Pendant la nuit, Albert va trouver la force de s’enfuir dans la brousse où il rencontrera beaucoup d’humanité chez les autochtones des tribus dites sauvages et barbares mais aussi parmi eux, des gens qui ne vont pas l’aimer et le poursuivre à leurs tours… Il aura de longues conversations avec un oiseau jusqu’à ce que le sergent Arpagon refasse surface et ce sera à nouveau la fuite, une fuite noire et sublime les bras tendus vers ses rêves, poings serrés.
Je ne vous raconterai pas l’histoire de cette fuite absolument extraordinaire, remarquable et étonnante surfant sur les crêtes de la folie, des fièvres et du délire des rêves agités.
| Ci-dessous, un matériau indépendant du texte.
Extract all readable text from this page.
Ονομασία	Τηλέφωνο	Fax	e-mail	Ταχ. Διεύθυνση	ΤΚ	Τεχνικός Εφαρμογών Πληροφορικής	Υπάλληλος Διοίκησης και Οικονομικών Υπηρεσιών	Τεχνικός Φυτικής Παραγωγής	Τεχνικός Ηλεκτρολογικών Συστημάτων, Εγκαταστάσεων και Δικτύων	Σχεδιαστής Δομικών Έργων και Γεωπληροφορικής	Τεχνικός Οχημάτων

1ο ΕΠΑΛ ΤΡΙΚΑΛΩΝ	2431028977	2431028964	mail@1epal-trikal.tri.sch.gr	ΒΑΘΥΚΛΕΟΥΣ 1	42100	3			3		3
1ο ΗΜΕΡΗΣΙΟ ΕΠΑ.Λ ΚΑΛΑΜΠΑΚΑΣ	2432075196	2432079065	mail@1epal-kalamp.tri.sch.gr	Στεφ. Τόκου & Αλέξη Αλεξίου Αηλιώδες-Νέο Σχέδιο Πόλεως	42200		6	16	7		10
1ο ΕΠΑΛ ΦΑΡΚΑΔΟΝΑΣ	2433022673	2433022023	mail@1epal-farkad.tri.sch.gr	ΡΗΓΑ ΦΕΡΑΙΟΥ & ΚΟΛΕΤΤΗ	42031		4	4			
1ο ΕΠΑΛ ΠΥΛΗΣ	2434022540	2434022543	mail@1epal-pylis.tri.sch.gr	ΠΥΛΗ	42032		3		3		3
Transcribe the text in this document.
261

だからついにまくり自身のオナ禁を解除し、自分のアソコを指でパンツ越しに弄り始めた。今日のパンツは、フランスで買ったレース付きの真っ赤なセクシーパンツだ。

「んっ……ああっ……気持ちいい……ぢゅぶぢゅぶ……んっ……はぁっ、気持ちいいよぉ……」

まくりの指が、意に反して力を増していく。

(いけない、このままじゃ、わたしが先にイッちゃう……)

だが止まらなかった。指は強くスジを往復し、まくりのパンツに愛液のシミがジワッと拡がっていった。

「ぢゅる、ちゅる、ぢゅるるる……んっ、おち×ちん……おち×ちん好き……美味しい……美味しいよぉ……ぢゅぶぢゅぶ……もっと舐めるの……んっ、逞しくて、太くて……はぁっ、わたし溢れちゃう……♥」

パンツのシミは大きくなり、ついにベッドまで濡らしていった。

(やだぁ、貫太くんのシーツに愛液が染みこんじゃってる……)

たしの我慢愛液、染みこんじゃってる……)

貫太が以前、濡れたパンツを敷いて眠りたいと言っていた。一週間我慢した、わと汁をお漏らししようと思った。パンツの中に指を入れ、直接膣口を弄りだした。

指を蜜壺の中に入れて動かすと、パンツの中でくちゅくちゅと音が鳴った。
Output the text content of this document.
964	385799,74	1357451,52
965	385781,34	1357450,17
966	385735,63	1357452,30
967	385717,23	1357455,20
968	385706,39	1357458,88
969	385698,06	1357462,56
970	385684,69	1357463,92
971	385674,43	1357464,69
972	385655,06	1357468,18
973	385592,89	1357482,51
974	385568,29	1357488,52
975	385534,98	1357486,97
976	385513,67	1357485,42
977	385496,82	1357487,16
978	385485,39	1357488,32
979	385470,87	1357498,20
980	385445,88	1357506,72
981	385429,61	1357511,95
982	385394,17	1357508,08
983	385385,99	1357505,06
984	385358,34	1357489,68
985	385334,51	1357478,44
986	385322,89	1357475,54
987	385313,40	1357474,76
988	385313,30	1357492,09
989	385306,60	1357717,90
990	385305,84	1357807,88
La fuite d’un homme qui voit sa vie lui échapper poursuivi par les malédictions, la malchance et la cruauté humaine.
Avec beaucoup de non-dit, Nicolas Cartelet a un don d’écrivain étonnant pour décrire et nous faire ressentir la chute d’un homme qui malgré tous les efforts déployés n’arrive plus à se raccrocher à une quelconque aspérité, étouffant dans cette bulle de verre où il est enfermé et qui tombe irrémédiablement dans un gouffre jusqu’à l’explosion d’un esprit mené à la folie, à la poursuite de ses rêves.
Addictif dès les premières lignes, ce mélange des genres, historique, géographique, érudit, initiatique, philosophique, fait se croiser le roman fantastique, d’atmosphère et d’aventure avec un regard bienveillant sur l’Humanité.
K.O et chaos sublimes !
(Et dire que, chose que je ne fais jamais sinon excessivement rarement, je n’ai acheté ce livre, présenté debout sur le bord d’une étagère au fond de la librairie de quartier parisienne Maruani, que par l’attraction forte de sa couverture verte illustrée d'un perroquet rouge, signée Kévin Deneufchatel que je vous invite à regarder dans "autres éditions" car je n’arrive pas à l’afficher avec mon avis.